John in Colorado says: "The GOP should listen to John McCain. Pull the plug on petty politics, at least until the country gets back on its feet, a very refreshing concept, but I doubt it will ever happen. The RNC is buried too deep in the manure to change their ways."

Rose in Arizona: "I think they should do what they were elected to do. The voters of their states trust that they will serve their country well. I believe that they may not agree with all the proposals that Obama makes, but, if they don't like something and they plan to vote against it, they ought to have a better option to offer. There are a number of Republican senators that have a lot to offer."

J.R. writes: "It's simple. They should fire Hannity and Limbaugh as their party leaders and start thinking for themselves. The rest of us do."

And Gene says: "They should be very quiet and allow the adults put the pieces back together again."

If you didn't see your e-mail here, you can go to my blog, Look for yours there, among hundreds of others -- Wolf.

BLITZER: Thanks, Jack.

And, to our viewers, you're in THE SITUATION ROOM.

Happening now: angry and defiant. The attorney for the Illinois governor lets loose on state lawmakers weighing impeachment charges against Rod Blagojevich, calling their hearings -- and I'm quoting now -- "illegal."

Also, a New York City office building allegedly linked to weapons of mass destruction, the government moves to seize it, citing ties to Iran's nuclear program.

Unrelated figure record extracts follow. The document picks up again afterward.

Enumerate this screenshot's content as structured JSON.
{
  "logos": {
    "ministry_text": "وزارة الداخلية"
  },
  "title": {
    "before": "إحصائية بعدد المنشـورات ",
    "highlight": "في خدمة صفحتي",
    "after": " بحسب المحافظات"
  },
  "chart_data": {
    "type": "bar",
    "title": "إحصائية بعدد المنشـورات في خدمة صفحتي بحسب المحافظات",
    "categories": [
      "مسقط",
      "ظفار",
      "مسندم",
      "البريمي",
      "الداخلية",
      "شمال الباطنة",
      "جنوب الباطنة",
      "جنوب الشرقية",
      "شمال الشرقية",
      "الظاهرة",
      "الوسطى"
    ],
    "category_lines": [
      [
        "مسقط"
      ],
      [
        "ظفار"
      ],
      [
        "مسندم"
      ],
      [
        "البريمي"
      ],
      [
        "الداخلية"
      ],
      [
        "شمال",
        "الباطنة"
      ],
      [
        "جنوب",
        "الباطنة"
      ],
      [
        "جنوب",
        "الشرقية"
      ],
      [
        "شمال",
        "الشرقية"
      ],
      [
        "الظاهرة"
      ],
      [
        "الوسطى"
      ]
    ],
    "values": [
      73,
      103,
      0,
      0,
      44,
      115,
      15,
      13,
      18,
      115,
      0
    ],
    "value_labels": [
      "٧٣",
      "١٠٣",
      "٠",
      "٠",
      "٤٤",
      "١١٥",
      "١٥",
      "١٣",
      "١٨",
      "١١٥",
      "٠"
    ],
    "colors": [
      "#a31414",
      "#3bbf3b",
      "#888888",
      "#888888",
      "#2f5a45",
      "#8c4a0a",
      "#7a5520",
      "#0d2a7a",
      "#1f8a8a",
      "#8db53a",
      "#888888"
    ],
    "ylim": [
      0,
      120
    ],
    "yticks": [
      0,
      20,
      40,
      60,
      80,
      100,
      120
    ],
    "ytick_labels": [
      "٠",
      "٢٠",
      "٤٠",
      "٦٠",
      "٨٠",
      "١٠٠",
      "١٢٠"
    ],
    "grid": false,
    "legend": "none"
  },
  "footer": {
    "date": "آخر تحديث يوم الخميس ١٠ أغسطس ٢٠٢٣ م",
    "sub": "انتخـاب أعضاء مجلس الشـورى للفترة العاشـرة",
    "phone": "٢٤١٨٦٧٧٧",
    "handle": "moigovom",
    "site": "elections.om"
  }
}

And charities financially crushed in what may be one of the biggest pyramid schemes in history -- the fallout now hitting the most vulnerable.

I'm Wolf Blitzer. You're in THE SITUATION ROOM.

A 36-story New York City office building allegedly linked to weapons of mass destruction, now the feds are -- feds are moving to seize parts of the building's ownership, alleging a connection to Iran.